Hydropneumothorax: the Case for Mrs. Dolly
- The Intern
- The patient (Mrs. Dolly)
- The radiologist
- The storyteller
A 52-year-old woman had a diagnosis of a localized non-small cell lung cancer in her right lung. She had a right pneumonectomy four months before the actual visit. After a recovery period she started with adjuvant chemotherapy. Five days after chemotherapy she went to the emergency clinic with high fever, a mild shortness of breath and a non-productive cough . Her blood test showed neutropenia and the doctor started intravenous antibiotics. A thoracic x-ray (Fig. 1) showed air and liquid in her right lung.
“As I see liquid and air in the right lung without parenchyma , I believe that the patient has a pleural effusion and a pneumothorax” I,m going to ask for a written report”.
Report: A thoracic x-ray showing liquid and air, compatible with mild hydropneumothorax. Right pneumectomy with surgical staples.
“I will ask for an appointment with the thorax clinic to insert a drainage tube to extract liquid and to resolve the pneumothorax”.
“The doctor told me that tomorrow I will have a procedure in my chest to insert a tube to extract my liquid and the air. I,m very nervous, I don´t know if it will be very painful. I can´t sleep”.
“Good morning Mrs. Dolly. This morning you are going to have the procedure in your right lung to extract the liquid and the air inside and then the rest of your right lung will be fine again”.
“Excuse me doctor, did you say my right lung? I suppose not to have my right lung after the surgery”. The surgeon told me that all my right lung was removed to resect the lung cancer”.

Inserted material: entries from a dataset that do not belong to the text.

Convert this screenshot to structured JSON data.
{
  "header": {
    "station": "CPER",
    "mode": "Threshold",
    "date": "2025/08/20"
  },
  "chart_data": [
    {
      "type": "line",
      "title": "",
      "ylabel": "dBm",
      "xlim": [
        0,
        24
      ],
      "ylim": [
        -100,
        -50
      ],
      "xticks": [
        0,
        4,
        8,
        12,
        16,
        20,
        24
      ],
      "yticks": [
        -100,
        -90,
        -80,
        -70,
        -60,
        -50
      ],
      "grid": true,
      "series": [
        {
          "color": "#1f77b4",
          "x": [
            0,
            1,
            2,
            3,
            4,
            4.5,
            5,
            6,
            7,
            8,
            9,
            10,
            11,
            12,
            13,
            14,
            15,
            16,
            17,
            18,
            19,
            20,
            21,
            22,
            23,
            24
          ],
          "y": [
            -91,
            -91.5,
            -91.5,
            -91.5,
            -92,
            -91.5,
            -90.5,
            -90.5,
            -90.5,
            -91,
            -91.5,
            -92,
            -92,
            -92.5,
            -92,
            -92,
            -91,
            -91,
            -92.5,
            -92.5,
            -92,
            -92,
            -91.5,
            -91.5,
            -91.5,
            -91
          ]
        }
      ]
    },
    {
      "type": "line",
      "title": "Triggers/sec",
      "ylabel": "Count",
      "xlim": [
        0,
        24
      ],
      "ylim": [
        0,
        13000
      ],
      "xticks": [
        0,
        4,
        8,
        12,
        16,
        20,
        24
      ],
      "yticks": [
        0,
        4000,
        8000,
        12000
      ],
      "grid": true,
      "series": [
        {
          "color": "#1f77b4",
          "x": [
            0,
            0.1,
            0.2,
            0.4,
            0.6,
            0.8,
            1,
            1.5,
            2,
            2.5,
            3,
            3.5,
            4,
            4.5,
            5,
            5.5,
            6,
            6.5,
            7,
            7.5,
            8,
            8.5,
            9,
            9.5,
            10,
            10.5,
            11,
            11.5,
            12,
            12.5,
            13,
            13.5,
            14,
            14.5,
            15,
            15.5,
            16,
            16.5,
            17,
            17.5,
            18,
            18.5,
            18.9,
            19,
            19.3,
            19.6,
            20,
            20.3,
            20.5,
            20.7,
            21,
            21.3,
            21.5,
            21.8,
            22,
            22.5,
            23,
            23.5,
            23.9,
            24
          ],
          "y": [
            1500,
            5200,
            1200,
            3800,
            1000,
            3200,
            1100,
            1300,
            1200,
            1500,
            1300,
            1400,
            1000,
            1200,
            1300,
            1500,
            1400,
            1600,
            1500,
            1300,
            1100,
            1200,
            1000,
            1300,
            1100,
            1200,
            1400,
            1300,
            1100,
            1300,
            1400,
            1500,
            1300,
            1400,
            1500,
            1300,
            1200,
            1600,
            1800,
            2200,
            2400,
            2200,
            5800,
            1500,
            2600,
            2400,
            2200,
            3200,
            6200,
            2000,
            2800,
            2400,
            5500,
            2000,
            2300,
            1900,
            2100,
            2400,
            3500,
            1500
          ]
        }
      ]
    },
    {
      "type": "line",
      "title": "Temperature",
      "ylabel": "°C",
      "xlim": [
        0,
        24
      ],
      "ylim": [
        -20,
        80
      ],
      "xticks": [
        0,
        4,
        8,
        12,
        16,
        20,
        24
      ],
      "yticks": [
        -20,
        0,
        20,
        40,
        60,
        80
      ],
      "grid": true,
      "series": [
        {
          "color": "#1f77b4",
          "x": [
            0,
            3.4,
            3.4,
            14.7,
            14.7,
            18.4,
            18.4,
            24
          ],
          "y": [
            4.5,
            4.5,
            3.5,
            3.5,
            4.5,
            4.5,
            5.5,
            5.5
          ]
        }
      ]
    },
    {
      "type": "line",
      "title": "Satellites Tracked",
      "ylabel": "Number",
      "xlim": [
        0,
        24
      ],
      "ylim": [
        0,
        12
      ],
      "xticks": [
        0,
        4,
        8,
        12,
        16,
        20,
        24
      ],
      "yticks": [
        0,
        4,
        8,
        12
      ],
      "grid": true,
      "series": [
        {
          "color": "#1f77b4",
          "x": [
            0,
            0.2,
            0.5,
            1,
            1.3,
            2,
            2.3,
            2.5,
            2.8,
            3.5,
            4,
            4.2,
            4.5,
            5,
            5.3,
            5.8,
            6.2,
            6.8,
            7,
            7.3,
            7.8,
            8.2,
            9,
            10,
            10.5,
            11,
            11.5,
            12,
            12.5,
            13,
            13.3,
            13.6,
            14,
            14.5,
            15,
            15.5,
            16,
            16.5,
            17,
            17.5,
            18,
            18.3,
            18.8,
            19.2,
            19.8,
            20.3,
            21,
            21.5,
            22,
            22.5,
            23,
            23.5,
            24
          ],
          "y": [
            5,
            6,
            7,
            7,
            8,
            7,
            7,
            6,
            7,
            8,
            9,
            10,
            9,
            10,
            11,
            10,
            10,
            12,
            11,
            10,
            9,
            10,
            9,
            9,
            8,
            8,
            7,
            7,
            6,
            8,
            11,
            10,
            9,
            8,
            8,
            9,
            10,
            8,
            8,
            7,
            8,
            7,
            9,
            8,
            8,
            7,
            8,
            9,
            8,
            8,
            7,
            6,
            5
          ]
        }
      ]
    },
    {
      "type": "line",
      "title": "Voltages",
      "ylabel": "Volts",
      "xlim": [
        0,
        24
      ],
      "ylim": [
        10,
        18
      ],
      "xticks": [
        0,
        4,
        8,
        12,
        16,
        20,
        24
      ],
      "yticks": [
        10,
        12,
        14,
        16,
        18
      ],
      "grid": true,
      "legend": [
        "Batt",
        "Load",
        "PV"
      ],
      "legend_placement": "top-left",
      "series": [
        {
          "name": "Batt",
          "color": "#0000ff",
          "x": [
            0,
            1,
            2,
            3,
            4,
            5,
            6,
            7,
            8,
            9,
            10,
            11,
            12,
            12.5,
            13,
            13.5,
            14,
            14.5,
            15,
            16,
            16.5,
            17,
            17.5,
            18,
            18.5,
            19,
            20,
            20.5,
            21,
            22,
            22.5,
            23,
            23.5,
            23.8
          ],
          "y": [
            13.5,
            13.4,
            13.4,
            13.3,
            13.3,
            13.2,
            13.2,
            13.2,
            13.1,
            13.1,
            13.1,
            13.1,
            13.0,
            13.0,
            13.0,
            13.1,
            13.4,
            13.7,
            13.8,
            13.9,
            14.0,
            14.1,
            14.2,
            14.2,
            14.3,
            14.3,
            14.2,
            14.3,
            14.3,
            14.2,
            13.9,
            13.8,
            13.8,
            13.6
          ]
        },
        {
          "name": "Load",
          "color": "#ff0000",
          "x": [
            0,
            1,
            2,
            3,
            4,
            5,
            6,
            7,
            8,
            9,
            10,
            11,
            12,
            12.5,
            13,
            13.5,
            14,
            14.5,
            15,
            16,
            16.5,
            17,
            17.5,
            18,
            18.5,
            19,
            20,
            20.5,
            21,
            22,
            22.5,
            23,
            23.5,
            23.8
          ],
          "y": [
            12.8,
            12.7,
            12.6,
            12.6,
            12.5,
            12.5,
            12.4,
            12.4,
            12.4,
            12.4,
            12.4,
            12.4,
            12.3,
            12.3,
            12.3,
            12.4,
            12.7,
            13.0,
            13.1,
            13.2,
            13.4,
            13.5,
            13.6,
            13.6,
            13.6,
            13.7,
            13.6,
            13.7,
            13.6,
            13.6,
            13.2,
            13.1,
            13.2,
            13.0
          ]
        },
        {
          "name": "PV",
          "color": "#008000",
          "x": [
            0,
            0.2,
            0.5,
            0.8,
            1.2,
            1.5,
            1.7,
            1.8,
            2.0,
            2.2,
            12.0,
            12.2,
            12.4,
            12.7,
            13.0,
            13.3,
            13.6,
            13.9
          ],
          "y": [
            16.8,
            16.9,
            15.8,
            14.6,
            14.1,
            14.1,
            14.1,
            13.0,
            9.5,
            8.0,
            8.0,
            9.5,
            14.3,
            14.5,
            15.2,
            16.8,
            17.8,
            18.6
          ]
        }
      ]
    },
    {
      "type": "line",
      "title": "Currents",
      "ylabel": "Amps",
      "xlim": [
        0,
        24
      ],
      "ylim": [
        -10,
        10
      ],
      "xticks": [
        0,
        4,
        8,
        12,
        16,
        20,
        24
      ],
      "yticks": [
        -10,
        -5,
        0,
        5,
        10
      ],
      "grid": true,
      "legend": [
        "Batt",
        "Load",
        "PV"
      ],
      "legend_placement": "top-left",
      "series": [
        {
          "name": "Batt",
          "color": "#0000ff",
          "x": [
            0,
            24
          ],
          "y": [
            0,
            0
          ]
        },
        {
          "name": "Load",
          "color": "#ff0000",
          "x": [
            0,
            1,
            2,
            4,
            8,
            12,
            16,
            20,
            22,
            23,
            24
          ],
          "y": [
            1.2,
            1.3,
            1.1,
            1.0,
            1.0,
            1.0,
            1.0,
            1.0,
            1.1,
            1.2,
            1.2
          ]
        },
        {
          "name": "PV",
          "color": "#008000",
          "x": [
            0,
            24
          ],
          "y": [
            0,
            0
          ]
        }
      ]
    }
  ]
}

Final Diagnosis: right pneumectomy with liquid filling the residual cavity , a normal evolution after the surgical procedure.
The patient was surprised about the intention to expand her right lung, because she knew that it was removed totally. The insertion of the thoracic tube was aborted. The patient recovered successfully from the neutropenia.
Type of Diagnostic Error: Wrong Diagnosis
- Representativeness heuristic: the intern associates liquid and air with pleural effusion (tumor or infection related) and the air with pneumothorax, a way of thinking reinforced after the radiological report. The intern was not used to this clinical situation because there was not Thoracic Surgery at her hospital and also because she was not used to the normal development after a pneumectomy.
- Blind obedience : the intern never doubted about the information transmitted by the attending in Radiology.
- Work overload: the first attention to the patient was in the Emergency Department, during rush hours, a situation prone to evaluate a patient without visualizing all the details of the medical records.
- Communication: there was a lack of communication between the radiologist and the intern about the details of the surgery.
The patient had to suffer the whole night thinking about a procedure , with all the uncertainty about the pain and possible side effects.
- A good communication between a doctor attending a patient and the radiologist is a key element to decide about the images of the patient.
- Retrieve properly the previous medical interventions of the patient and be sure about the type of intervention.
- Confront a superior medical authority if you are not confident about a decision.